Хотелось поснимать и маму, но та плохо поддавалась уговорам, не понимая, к чему вся эта дурь, когда отец – институтский профессор, и только скажи кому надо – сын беспрепятственно пройдёт на нужный факультет без риска быть снятым с дистанции. У них в торговле такое называлось отбраковкой, но то больше касалось не продуктов, а тары и вообще любой упаковки. Картоны, ящики, поддоны, всё прочее, включая пакетирование бумажное и из целлофана. И на всём этом хитромудрый пройдоха Бабасян имел процент. Усушку же с утруской по всей номенклатуре пищевого продукта, как и тарно-упаковочную отбраковку, вела сама она, лично. Давид поставил и строго наказал, чтоб выдерживался заданный процент, весовой и поштучно.

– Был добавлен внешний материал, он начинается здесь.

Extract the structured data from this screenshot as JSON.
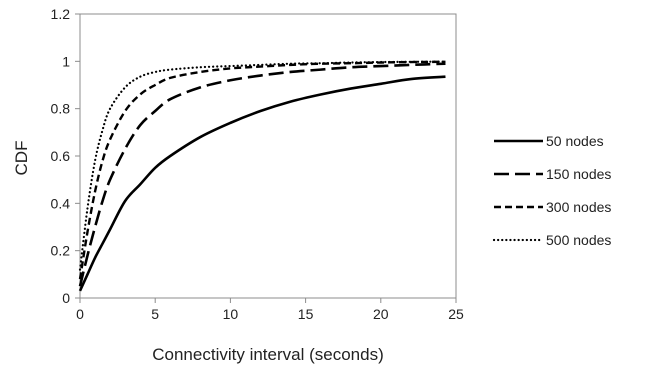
{
  "chart_data": {
    "type": "line",
    "title": "",
    "xlabel": "Connectivity interval (seconds)",
    "ylabel": "CDF",
    "xlim": [
      0,
      25
    ],
    "ylim": [
      0,
      1.2
    ],
    "x_ticks": [
      "0",
      "5",
      "10",
      "15",
      "20",
      "25"
    ],
    "y_ticks": [
      "0",
      "0.2",
      "0.4",
      "0.6",
      "0.8",
      "1",
      "1.2"
    ],
    "grid": false,
    "legend_position": "right",
    "line_color": "#000000",
    "series": [
      {
        "name": "50 nodes",
        "style": "solid",
        "x": [
          0,
          0.5,
          1,
          1.5,
          2,
          3,
          4,
          5,
          6,
          8,
          10,
          12,
          14,
          16,
          18,
          20,
          22,
          24.3
        ],
        "y": [
          0.03,
          0.1,
          0.17,
          0.23,
          0.29,
          0.41,
          0.48,
          0.55,
          0.6,
          0.68,
          0.74,
          0.79,
          0.83,
          0.86,
          0.885,
          0.905,
          0.925,
          0.935
        ]
      },
      {
        "name": "150 nodes",
        "style": "long-dash",
        "x": [
          0,
          0.5,
          1,
          1.5,
          2,
          3,
          4,
          5,
          6,
          8,
          10,
          12,
          14,
          16,
          18,
          20,
          22,
          24.3
        ],
        "y": [
          0.05,
          0.18,
          0.3,
          0.41,
          0.5,
          0.63,
          0.73,
          0.79,
          0.84,
          0.89,
          0.92,
          0.94,
          0.955,
          0.965,
          0.975,
          0.98,
          0.985,
          0.99
        ]
      },
      {
        "name": "300 nodes",
        "style": "dash",
        "x": [
          0,
          0.5,
          1,
          1.5,
          2,
          3,
          4,
          5,
          6,
          8,
          10,
          12,
          14,
          16,
          18,
          20,
          22,
          24.3
        ],
        "y": [
          0.08,
          0.28,
          0.45,
          0.58,
          0.67,
          0.79,
          0.86,
          0.9,
          0.93,
          0.955,
          0.97,
          0.978,
          0.985,
          0.99,
          0.992,
          0.995,
          0.997,
          0.998
        ]
      },
      {
        "name": "500 nodes",
        "style": "dotted",
        "x": [
          0,
          0.5,
          1,
          1.5,
          2,
          3,
          4,
          5,
          6,
          8,
          10,
          12,
          14,
          16,
          18,
          20,
          22,
          24.3
        ],
        "y": [
          0.12,
          0.38,
          0.58,
          0.71,
          0.8,
          0.89,
          0.935,
          0.955,
          0.965,
          0.975,
          0.98,
          0.985,
          0.99,
          0.992,
          0.995,
          0.997,
          0.998,
          0.999
        ]
      }
    ]
  }
}
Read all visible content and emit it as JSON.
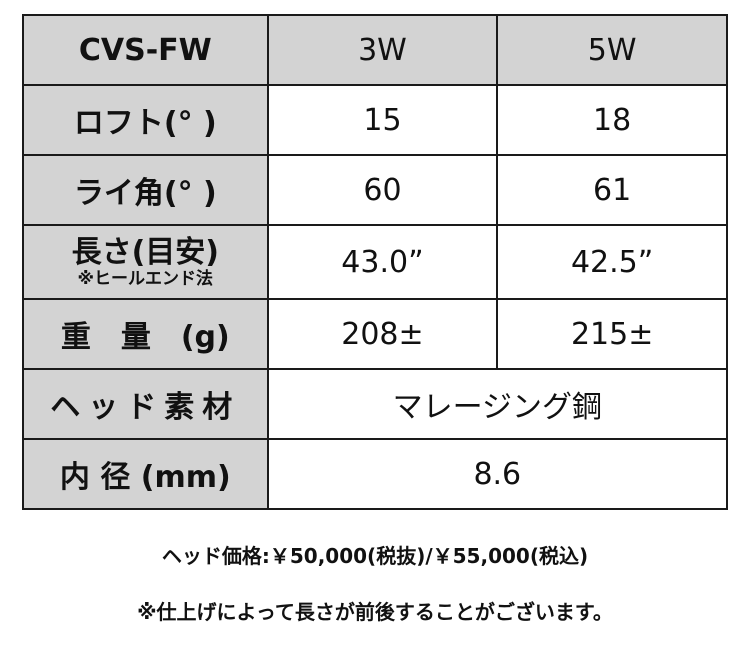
{
  "table": {
    "header": [
      "CVS-FW",
      "3W",
      "5W"
    ],
    "rows": [
      {
        "label": "ロフト(° )",
        "values": [
          "15",
          "18"
        ]
      },
      {
        "label": "ライ角(° )",
        "values": [
          "60",
          "61"
        ]
      },
      {
        "label": "長さ(目安)",
        "sublabel": "※ヒールエンド法",
        "values": [
          "43.0”",
          "42.5”"
        ]
      },
      {
        "label": "重　量　(g)",
        "values": [
          "208±",
          "215±"
        ]
      },
      {
        "label": "ヘッド素材",
        "value": "マレージング鋼"
      },
      {
        "label": "内 径 (mm)",
        "value": "8.6"
      }
    ]
  },
  "notes": {
    "price": "ヘッド価格:￥50,000(税抜)/￥55,000(税込)",
    "disclaimer": "※仕上げによって長さが前後することがございます。"
  }
}
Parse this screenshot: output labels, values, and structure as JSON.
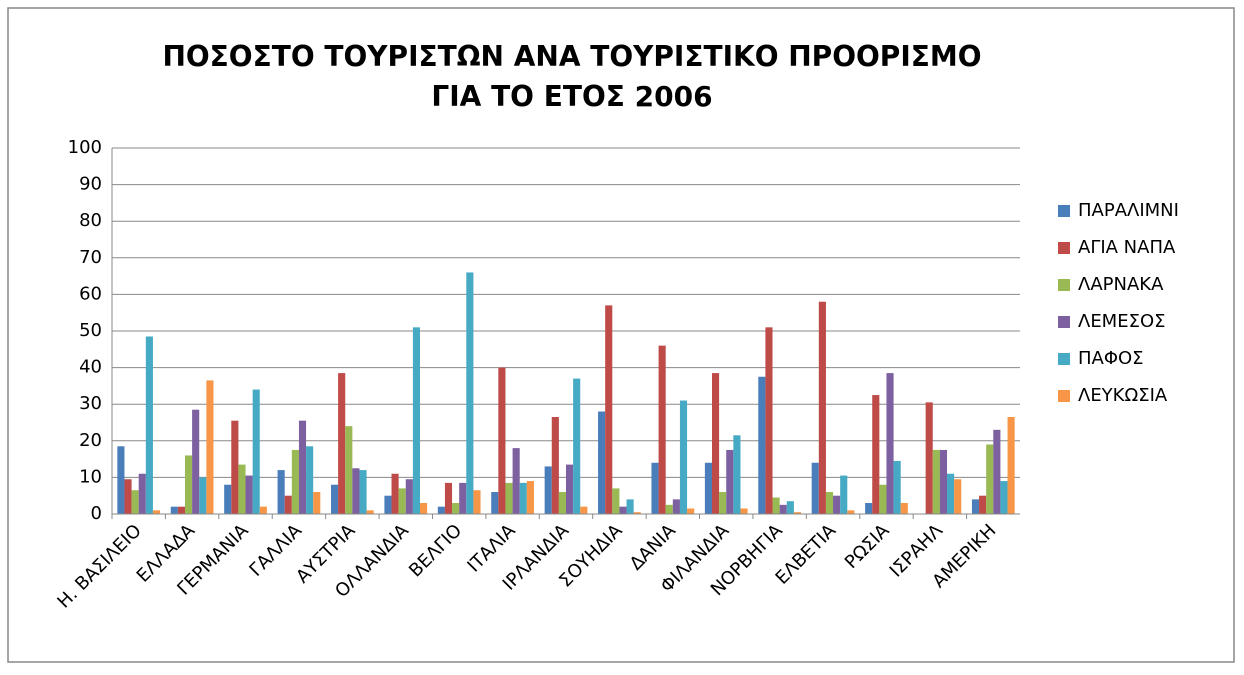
{
  "chart_data": {
    "type": "bar",
    "title": [
      "ΠΟΣΟΣΤΟ ΤΟΥΡΙΣΤΩΝ ΑΝΑ ΤΟΥΡΙΣΤΙΚΟ ΠΡΟΟΡΙΣΜΟ",
      "ΓΙΑ ΤΟ ΕΤΟΣ 2006"
    ],
    "categories": [
      "Η. ΒΑΣΙΛΕΙΟ",
      "ΕΛΛΑΔΑ",
      "ΓΕΡΜΑΝΙΑ",
      "ΓΑΛΛΙΑ",
      "ΑΥΣΤΡΙΑ",
      "ΟΛΛΑΝΔΙΑ",
      "ΒΕΛΓΙΟ",
      "ΙΤΑΛΙΑ",
      "ΙΡΛΑΝΔΙΑ",
      "ΣΟΥΗΔΙΑ",
      "ΔΑΝΙΑ",
      "ΦΙΛΑΝΔΙΑ",
      "ΝΟΡΒΗΓΙΑ",
      "ΕΛΒΕΤΙΑ",
      "ΡΩΣΙΑ",
      "ΙΣΡΑΗΛ",
      "ΑΜΕΡΙΚΗ"
    ],
    "series": [
      {
        "name": "ΠΑΡΑΛΙΜΝΙ",
        "color": "#4a7ebb",
        "values": [
          18.5,
          2,
          8,
          12,
          8,
          5,
          2,
          6,
          13,
          28,
          14,
          14,
          37.5,
          14,
          3,
          0,
          4
        ]
      },
      {
        "name": "ΑΓΙΑ ΝΑΠΑ",
        "color": "#be4b48",
        "values": [
          9.5,
          2,
          25.5,
          5,
          38.5,
          11,
          8.5,
          40,
          26.5,
          57,
          46,
          38.5,
          51,
          58,
          32.5,
          30.5,
          5
        ]
      },
      {
        "name": "ΛΑΡΝΑΚΑ",
        "color": "#98b954",
        "values": [
          6.5,
          16,
          13.5,
          17.5,
          24,
          7,
          3,
          8.5,
          6,
          7,
          2.5,
          6,
          4.5,
          6,
          8,
          17.5,
          19
        ]
      },
      {
        "name": "ΛΕΜΕΣΟΣ",
        "color": "#7d60a0",
        "values": [
          11,
          28.5,
          10.5,
          25.5,
          12.5,
          9.5,
          8.5,
          18,
          13.5,
          2,
          4,
          17.5,
          2.5,
          5,
          38.5,
          17.5,
          23
        ]
      },
      {
        "name": "ΠΑΦΟΣ",
        "color": "#46aac5",
        "values": [
          48.5,
          10,
          34,
          18.5,
          12,
          51,
          66,
          8.5,
          37,
          4,
          31,
          21.5,
          3.5,
          10.5,
          14.5,
          11,
          9
        ]
      },
      {
        "name": "ΛΕΥΚΩΣΙΑ",
        "color": "#f79646",
        "values": [
          1,
          36.5,
          2,
          6,
          1,
          3,
          6.5,
          9,
          2,
          0.5,
          1.5,
          1.5,
          0.5,
          1,
          3,
          9.5,
          26.5
        ]
      }
    ],
    "ylim": [
      0,
      100
    ],
    "yticks": [
      0,
      10,
      20,
      30,
      40,
      50,
      60,
      70,
      80,
      90,
      100
    ],
    "grid": true,
    "legend": "right"
  }
}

И ни грамма, ни штуки меньше заданного. Иначе материально пострадает сам калькулятор, то бишь она, Грузинова: её персональная доля уйдёт на погашение невыбранного процента.
Об отце, в смысле портрета, как-то не думал. Тот, уже с внушительными залысинами, растекшимися по черепу, близящимися к затылку слева и справа от кустика волос, кое-как прикрывающих макушку и едва не достающих висков, не вызывал у Лёки той эстетической привлекательности, которая казалась ему единственно верной. Отец был, в общем, никакой, если исходить не из личности как таковой, а идти строго от лица. Само по себе было оно всего лишь умное, и только, без таинственных глубин, уходящих в центры зрачков. Не молод, с одной стороны, но и не особенно возрастной для того, чтобы объектив фиксировал нечто харáктерное, годное для фактуры глубокого старика или же искрящегося молодостью весёлой бездумности. Ну и нос не как у всех – больше, чуть мясистей и слегка пористей, если брать крупно. Папа, хоть был и родной и близкий, но был не модель. Зато эти оба, соседи-старики, что один, что другая, казалось, будто умышленно созданы для постановочной съёмки. Да и для любой другой сгодились бы, с превеликим удовольствием. Да хоть со спины – когда, скажем, Девора Ефимовна, поскрипывая туфельками и сутулясь, удаляется от объектива в сторону уборной, в этой своей ошпаренной вязаной кофте, в мешковинном платье до паркета или в дурацком пожилом халате с кистями. Подарок, и только. А сам?! Гнутый, как бамбуковое удилище под пудовым сомом, с этими нереально тонкими длиннющими пальцами, на которые перчаток не сыскать. С лицом, затянутым в сетку морщинистого кракелюра, от сквозного и до тончайшего, волосяного. Лёка уже знал, как создаётся подобный эффект в фотографии, когда желатиновая поверхность фотобумаги обрабатывается в специальном тепловом режиме, и тогда в поверхностном слое от разности температур образуются искомые трещинки, создающие фантом старения. Тут же всё было естественным, готовым, настоящим: ставь камеру – снимай, радуйся удаче. Жаль, что баба Настя между делом предъявляла старикам свою ничем не мотивированную неприязнь, иначе, чем чёрт не шутит, глядишь, и уломал бы подселенцев на быструю версию домашнего искусства.
Готовые снимки комплектовал по разделам, какие-то обрамлял, иные соединял с паспарту. Но большинство уходило в папки, число которых стремительно росло. Вскоре папки заполнили всё свободное пространство Лёкиной полукомнаты, после чего выбора относительно того, куда держать экзамены, уже не оставалось.